A Comissão de Ecologia, Meio Ambiente e Proteção aos Animais da Assembleia Legislativa do Paraná (Alep), presidida pelo deputado Arilson Chiorato (PT), recebeu nesta segunda-feira (8) um documento solicitando acompanhamento, fiscalização e apuração de possíveis impactos ambientais, climáticos, urbanísticos e sociais relacionados ao Programa Inter 2. A carta, elaborada pela ativista climática e socioambiental Verônica Rodrigues, também pede a revisão do Plano Diretor de Curitiba.
O ofício reúne uma série de questionamentos sobre a execução das obras, especialmente em relação à supressão de árvores, aos impactos na cobertura vegetal da cidade, à transparência dos processos decisórios e à efetividade dos mecanismos de participação popular. Segundo a ativista, os argumentos apresentados não se opõem aos investimentos em mobilidade urbana e transporte coletivo, mas questionam se o modelo adotado é compatível com os desafios ambientais e climáticos enfrentados pela capital paranaense.
Por meio do documento, a ativista solicita a divulgação do número de árvores já removidas e das que ainda poderão ser suprimidas, bem como a publicação de estudos técnicos e laudos que fundamentaram as autorizações de corte. Além disso, cobra a apresentação de avaliações sobre os impactos das obras na temperatura urbana, na drenagem, na biodiversidade e na qualidade do ar.
Também requer informações detalhadas sobre a compensação ambiental, os estudos que embasaram os investimentos estimados em R$ 1,2 bilhão no Programa Inter 2, os resultados esperados para a mobilidade urbana e os critérios técnicos adotados para intervenções viárias em diferentes regiões da cidade.

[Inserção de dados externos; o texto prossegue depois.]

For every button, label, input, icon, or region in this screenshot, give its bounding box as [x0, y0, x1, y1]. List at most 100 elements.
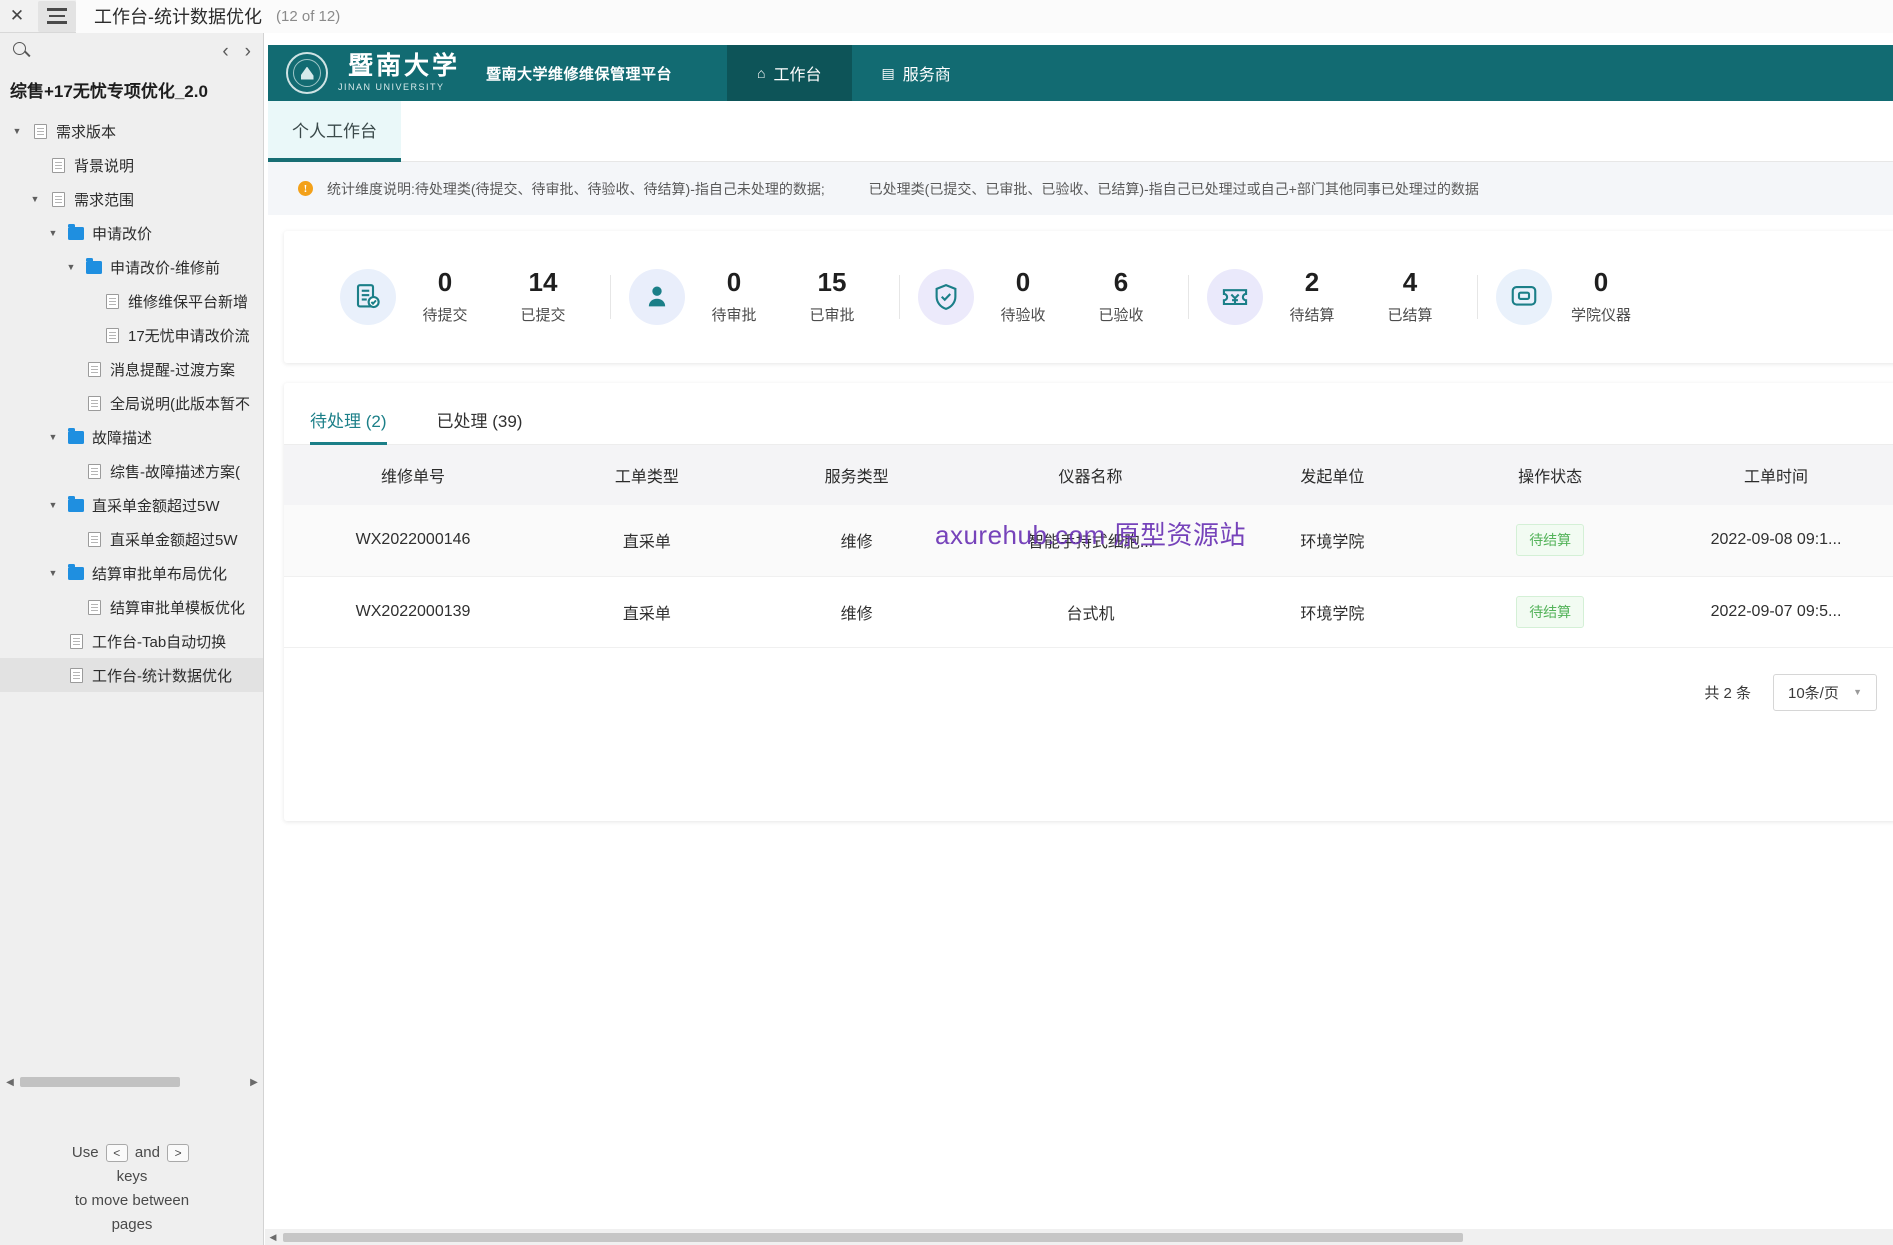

Outro ponto abordado é a preocupação com os impactos sociais e econômicos das obras, incluindo possíveis danos a edificações, fechamento de estabelecimentos comerciais e medidas adotadas para prevenir ou reparar os prejuízos causados pelas intervenções. Há ainda solicitações específicas relacionadas ao Parque Linear Arthur Bernardes, como a revisão do projeto em execução, a reavaliação da ampliação de faixas de tráfego e a expansão dos espaços verdes na região.
Ao encaminhar o documento à Comissão de Meio Ambiente, Verônica Rodrigues sugere ainda à Alep a realização de audiências públicas, a criação de grupos de trabalho ou outros instrumentos institucionais que permitam aprofundar a análise dos impactos associados ao Programa Inter 2 e à revisão do Plano Diretor.
Para o presidente da Comissão de Ecologia, Meio Ambiente e Proteção aos Animais, deputado Arilson, a participação da sociedade é fundamental para garantir que grandes intervenções urbanas ocorram com transparência e respeito ao interesse público. "Recebemos este documento com a responsabilidade de quem compreende a importância do controle social e da preservação ambiental", afirma.
"A Comissão irá analisar cuidadosamente as demandas apresentadas e buscar as informações necessárias para que a população tenha clareza sobre os impactos, os benefícios e os critérios que orientam essas decisões. Curitiba precisa avançar em mobilidade e desenvolvimento urbano, mas isso deve acontecer em sintonia com a proteção ambiental, a adaptação às mudanças climáticas e o diálogo permanente com a sociedade", complementa Chiorato.